The American Psychological Association (APA) has been periodically updating members on use of the new codes, which went into effect Jan. 1, and will monitor implementation of the new requirements for payment for health behavior assessment and intervention (HBAI) services.
Stephen Gillaspy, PhD, senior director of the APA's Office of Health Care Financing, tells Addiction Professional that the new Current Procedural Terminology (CPT) codes help to clarify some aspects of billing for HBAI services that has been in effect since the early 2000s.

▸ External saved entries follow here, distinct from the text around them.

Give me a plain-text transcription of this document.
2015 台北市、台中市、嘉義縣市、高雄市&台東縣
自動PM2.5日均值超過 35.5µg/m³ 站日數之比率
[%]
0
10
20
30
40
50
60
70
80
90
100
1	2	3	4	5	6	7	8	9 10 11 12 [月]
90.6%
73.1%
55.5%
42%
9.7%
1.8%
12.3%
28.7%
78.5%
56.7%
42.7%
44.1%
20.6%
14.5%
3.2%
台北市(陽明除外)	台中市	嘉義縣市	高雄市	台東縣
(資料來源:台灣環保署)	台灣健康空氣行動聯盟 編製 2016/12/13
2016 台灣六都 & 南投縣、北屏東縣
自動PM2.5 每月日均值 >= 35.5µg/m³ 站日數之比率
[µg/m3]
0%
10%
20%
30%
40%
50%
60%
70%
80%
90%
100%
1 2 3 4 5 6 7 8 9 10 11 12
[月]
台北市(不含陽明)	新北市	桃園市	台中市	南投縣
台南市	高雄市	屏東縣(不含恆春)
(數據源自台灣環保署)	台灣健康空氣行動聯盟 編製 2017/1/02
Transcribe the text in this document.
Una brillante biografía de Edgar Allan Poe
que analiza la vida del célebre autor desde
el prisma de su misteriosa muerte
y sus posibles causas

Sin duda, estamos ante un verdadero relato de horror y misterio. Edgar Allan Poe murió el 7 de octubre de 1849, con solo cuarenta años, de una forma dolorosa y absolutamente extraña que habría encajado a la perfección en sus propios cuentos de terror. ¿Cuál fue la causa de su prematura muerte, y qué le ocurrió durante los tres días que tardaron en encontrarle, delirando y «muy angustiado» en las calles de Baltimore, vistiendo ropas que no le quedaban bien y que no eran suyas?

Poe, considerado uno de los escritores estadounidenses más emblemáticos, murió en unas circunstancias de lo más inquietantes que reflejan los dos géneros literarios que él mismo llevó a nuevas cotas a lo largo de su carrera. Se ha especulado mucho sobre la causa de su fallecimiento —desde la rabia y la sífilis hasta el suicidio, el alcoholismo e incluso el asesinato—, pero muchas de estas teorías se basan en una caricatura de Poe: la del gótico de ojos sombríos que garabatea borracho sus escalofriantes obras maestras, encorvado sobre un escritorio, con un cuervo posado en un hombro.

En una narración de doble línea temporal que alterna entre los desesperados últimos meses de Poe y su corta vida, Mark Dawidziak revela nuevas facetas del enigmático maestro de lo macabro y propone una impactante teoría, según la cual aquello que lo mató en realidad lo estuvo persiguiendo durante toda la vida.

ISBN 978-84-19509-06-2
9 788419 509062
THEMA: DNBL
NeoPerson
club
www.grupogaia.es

The codes can be used for patients who have both a physical health and mental health diagnosis, but the key is that a psychologist cannot bill for both HBAI and psychotherapy services on the same day, even if they are involved in the treatment of both of an individual patient's areas of concern.
A determination has to be made on “what is the predominant service that day,” Gillaspy says. “At the end of the day, there is only one primary diagnosis.”
The new codes do encourage integrated, same-day service for patients, Gillaspy says, so that a psychologist can bill for a patient's HBAI service on the same day that a physician bills for evaluation and management (E/M) services, for example.
The new codes also can be used in conjunction with traditional psychological testing, Gillaspy says.
Summary of codes
Under the changes, which are included in the Centers for Medicare & Medicaid Services' (CMS's) 2020 Medicare Physician Fee Schedule, health behavior assessment and reassessment services will be reported using CPT code 96156. Unlike the prior assessment code, which was billed in 15-minute increments, the new code is no longer time-based and resembles CPT code 90791 for a psychiatric diagnostic evaluation, Gillaspy says.
Intervention codes now will be billed using a base code for the first 30 minutes of service and a 15-minute add-on code that can be reported in multiple units. The codes formerly were all in 15-minute increments, but the change to a 30-minute base code was made to reflect typical billing patterns seen for health behavior intervention services, Gillaspy says.
There are separate intervention service codes for services provided to an individual patient, a group, or a family with or without the patient present.
HBAI services have become increasingly recognized with the expanded understanding of how psychological factors can affect patients' ability to adjust to and manage serious physical health conditions such as cancer and heart disease.